For the first time in a long time I had a must-read S-1. LinkedIn filed on January 27. How 20th century of them. LinkedIn actually transparently (as much as any S-1 is transparent) laid out some positioning, development plans, marketing tactics, and financials instead of sending rich people in Dubai an email on New Year's Day and asking them to mail in a check for $2 million.
Still -- from reading the LinkedIn S-1 -- this is not an enterprise software or information technology investment opportunity. It's more like an eBay or Amazon, a traditional business that is based on technology, not selling technology. LinkedIn says its approach is:
"... to invest, innovate and pioneer in unexplored segments of our industry to increase the value proposition of our proprietary platform and extensive data."
The trouble is its "industry" (which I am reading to mean market) includes both everyone and no one. Certainly, as the S-1 says, monster.com (MWW) and careerbuilder -- a joint venture of Gannett (GCI), Tribune, McClatchy (MNI) and Microsoft (MSFT) -- are key leaders for the talent part of LinkedIn's revenue stream. But the list for classified-business-ad competitors is endless.
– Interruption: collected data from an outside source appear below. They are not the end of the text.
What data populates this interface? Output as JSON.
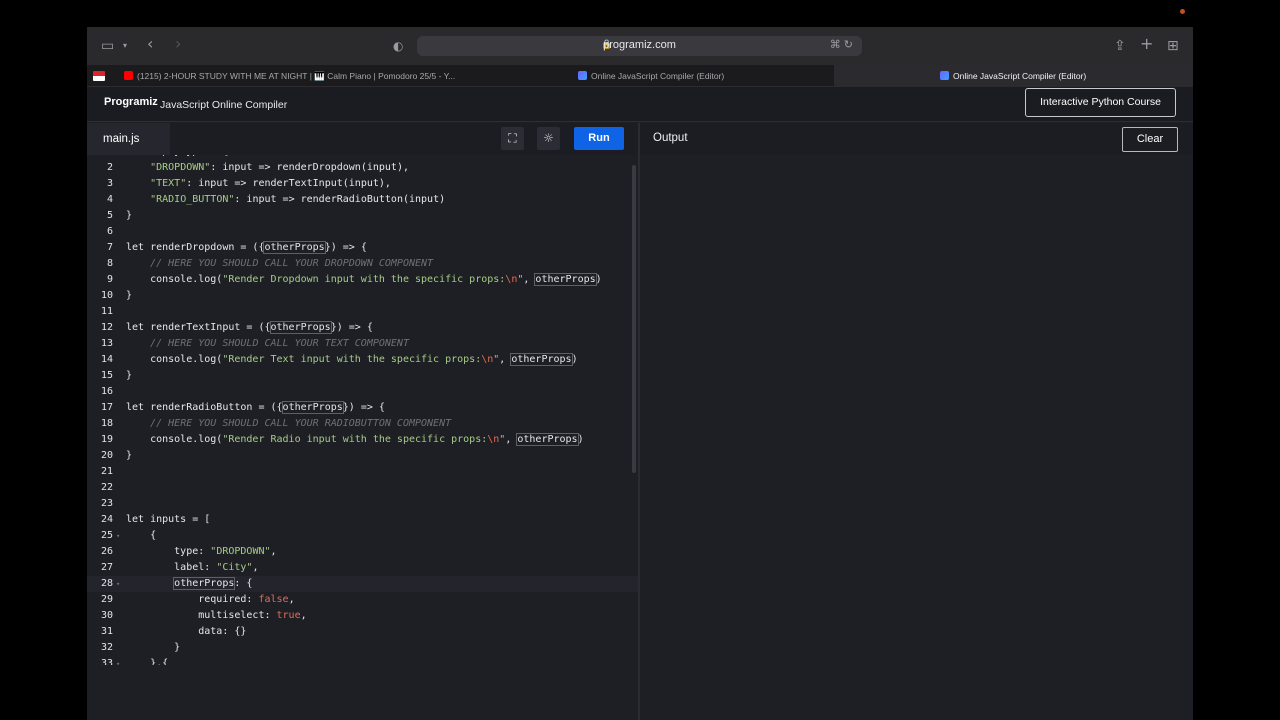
{
  "browser": {
    "url": "programiz.com",
    "icons": [
      "sidebar-icon",
      "chevron-down-icon",
      "back-icon",
      "forward-icon",
      "shield-icon",
      "lock-icon",
      "translate-icon",
      "reload-icon",
      "share-icon",
      "new-tab-icon",
      "tab-overview-icon"
    ],
    "tabs": [
      {
        "label": "(1215) 2-HOUR STUDY WITH ME AT NIGHT | 🎹 Calm Piano | Pomodoro 25/5 - Y...",
        "active": false
      },
      {
        "label": "Online JavaScript Compiler (Editor)",
        "active": false
      },
      {
        "label": "Online JavaScript Compiler (Editor)",
        "active": true
      }
    ]
  },
  "header": {
    "logo": "Programiz",
    "title": "JavaScript Online Compiler",
    "course_button": "Interactive Python Course"
  },
  "editor": {
    "file_tab": "main.js",
    "fullscreen_icon": "⛶",
    "theme_icon": "☼",
    "run_label": "Run"
  },
  "output": {
    "title": "Output",
    "clear_label": "Clear"
  }
}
Everyone from Google (GOOG) to Facebook (FU) to Twitter to Disney (DIS) to Viacom (VIA.B) is a competitor or sort of a competitor or possible competitor for advertising dollars. And again, that short list under-explains the competition LinkedIn faces by a couple of orders of magnitude.
That leaves the third leg of the stool: the market for increasing professional productivity. LinkedIn is clear elsewhere in the S-1 that "professional" is the key part of its mission. But that differentiator means it's going head to head with Microsoft, salesforce.com (CRM), and many other leading traditional enterprise software providers.
Sorry but none of this ground is "unexplored." In fact, it is saturated with explorers. LinkedIn is coming to market in a 20th century style because it is a 20th century idea. We called them exchanges back in 1998 before that term got co-opted by Obamacare.
Still it is nice to see someone using the technology term "proprietary" in a non-pejorative sense.